Paraná quer privatizar a Copel (Foto: Getty Images)
Paraná quer privatizar a Copel (Foto: Getty Images)
  • Governo paranaense mostrou sua intenção de privatizar a Copel

  • A privatização seria no modelo "corporation"

  • Paraná apresentará projeto de lei para ser deliberado pelo legislativo estadual

O governo do Paraná informou, em comunicado, sua intenção de fazer acontecer a privatização da elétrica paranaense Copel, e transformar a empresa em uma “companhia de capital disperso e sem acionista controlador“.

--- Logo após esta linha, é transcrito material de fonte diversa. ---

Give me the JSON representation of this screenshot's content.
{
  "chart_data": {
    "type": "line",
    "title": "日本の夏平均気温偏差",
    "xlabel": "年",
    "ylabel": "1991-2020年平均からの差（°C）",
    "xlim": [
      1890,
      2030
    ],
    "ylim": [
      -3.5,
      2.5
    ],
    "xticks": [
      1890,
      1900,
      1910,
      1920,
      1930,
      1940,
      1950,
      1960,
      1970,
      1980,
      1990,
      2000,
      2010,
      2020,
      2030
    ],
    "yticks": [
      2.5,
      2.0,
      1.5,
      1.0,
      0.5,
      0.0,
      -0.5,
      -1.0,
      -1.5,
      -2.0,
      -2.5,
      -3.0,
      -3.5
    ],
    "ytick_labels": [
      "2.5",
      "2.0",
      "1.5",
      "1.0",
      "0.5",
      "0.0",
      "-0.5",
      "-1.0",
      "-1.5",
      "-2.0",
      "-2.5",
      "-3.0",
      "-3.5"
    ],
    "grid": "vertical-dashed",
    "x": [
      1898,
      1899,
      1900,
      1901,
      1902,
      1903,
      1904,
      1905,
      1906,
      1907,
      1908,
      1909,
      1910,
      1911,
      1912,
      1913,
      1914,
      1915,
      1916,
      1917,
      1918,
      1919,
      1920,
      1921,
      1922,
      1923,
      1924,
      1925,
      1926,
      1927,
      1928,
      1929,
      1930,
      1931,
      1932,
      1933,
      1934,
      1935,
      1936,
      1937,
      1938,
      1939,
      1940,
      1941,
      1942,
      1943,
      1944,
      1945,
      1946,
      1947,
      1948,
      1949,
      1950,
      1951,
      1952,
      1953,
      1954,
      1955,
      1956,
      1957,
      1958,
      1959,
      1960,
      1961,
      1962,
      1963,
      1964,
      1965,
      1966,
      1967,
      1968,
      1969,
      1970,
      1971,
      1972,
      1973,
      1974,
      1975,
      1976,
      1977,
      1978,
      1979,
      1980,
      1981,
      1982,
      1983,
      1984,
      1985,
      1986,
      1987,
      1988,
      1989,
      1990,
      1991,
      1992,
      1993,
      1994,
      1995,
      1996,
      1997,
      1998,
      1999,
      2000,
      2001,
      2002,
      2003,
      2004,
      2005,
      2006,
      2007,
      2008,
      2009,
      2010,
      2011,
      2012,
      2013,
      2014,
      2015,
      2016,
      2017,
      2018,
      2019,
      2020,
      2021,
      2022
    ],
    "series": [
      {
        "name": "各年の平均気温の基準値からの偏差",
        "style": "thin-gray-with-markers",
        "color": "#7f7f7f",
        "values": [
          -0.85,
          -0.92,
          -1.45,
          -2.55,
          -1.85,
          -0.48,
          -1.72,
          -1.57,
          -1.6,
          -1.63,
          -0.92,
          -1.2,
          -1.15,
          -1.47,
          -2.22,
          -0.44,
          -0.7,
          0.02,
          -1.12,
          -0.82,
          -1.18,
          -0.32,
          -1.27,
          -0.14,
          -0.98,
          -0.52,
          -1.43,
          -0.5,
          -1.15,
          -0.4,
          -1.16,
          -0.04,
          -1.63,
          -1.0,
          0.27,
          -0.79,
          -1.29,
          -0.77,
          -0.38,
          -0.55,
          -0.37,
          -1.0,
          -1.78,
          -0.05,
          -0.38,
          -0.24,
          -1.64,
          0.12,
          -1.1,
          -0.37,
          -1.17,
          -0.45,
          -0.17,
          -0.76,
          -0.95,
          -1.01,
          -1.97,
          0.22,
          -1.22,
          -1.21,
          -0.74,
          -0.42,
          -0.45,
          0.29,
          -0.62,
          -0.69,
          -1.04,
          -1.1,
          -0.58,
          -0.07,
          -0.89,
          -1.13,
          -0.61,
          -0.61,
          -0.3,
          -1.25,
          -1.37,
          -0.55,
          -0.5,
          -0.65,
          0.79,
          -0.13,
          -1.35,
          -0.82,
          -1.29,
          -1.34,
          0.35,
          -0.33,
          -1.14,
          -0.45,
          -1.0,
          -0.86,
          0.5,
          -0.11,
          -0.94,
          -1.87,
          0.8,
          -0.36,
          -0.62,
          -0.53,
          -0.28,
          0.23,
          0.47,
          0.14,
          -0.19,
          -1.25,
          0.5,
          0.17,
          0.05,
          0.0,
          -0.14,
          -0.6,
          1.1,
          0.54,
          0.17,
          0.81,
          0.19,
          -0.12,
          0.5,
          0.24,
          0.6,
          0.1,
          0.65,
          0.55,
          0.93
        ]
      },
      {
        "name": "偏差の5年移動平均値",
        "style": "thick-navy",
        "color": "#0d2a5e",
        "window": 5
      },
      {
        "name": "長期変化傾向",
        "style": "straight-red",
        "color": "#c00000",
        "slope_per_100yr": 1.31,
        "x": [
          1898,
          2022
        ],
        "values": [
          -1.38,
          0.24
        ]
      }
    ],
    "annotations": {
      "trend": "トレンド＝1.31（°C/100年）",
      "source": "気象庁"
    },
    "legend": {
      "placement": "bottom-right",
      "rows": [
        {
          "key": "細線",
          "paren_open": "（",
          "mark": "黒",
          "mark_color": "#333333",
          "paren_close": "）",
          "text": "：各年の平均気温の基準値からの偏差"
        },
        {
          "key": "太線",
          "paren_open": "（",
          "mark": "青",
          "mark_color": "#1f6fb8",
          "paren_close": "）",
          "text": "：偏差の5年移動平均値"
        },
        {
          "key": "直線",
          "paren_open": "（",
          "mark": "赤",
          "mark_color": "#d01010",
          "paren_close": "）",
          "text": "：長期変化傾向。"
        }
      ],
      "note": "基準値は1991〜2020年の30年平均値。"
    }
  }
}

O comunicado acontece três semanas após o estado ter divulgado planos de estudar uma potencial operação para “otimizar investimentos” na elétrica, o que foi interpretado por agentes de mercado como um sinal de que, pela primeira vez, o governo olhava para a possibilidade de privatizar a Copel.

Neste caso, a mudança societária para um modelo de “corporation”, significa uma privatização da elétrica, uma vez que o governo deixaria de ser controlador, o que exige aprovação do legislativo local.

Segundo o comunicado, informou a Reuters, o estado apresentará “oportunamente” um projeto de lei para ser deliberado pelo legislativo paranaense.

Para isso, será feita uma oferta pública de distribuição secundária, ou seja, uma venda dos papéis já existentes, das ações ordinárias da companhia, que dão direito a voto. Além disso, na oferta também podem entrar certificados de depósitos de ações (units).

Segundo a Copel, o modelo de governança estudado pelo Conselho de Controle das Empresas Estaduais (CCEE) na esfera da privatização prevê que, após a operação, o Estado do Paraná siga com ao menos 15% do capital social e 10% do poder de voto.

A redução seria ainda mais intensa do que a feita na privatização da Eletrobras (ELET3), neste ano, quando a companhia viu a participação do governo federal cair de 51,8% para 33% do capital.

Isso, pois o Paraná detém quase 70% das ações ordinárias (ON) da companhia.

Na prática, para se tornar uma “corporation”, o estatuto social da Copel também deverá criar uma ação preferencial de classe especial, de propriedade exclusiva do Estado do Paraná, que conferirá poder de veto em deliberações da assembleia geral referentes a alguns assuntos.

A ação especial também autoriza os administradores a aprovarem e executarem o Plano Anual de Investimentos da Copel Distribuição caso os investimentos, a partir deste ciclo tarifário, não atinjam um valor mínimo do ciclo de revisão tarifária.

“A Operação objetiva a captação de recursos financeiros para suprir necessidades de investimento do Estado do Paraná, bem como a valorização de suas ações remanescentes detidas na Copel, valorização essa que deverá derivar da potencial geração de valor aos acionistas, inclusive em virtude de eventual capitalização da Companhia e aceleração de seu plano de negócio”, diz o comunicado da companhia elétrica.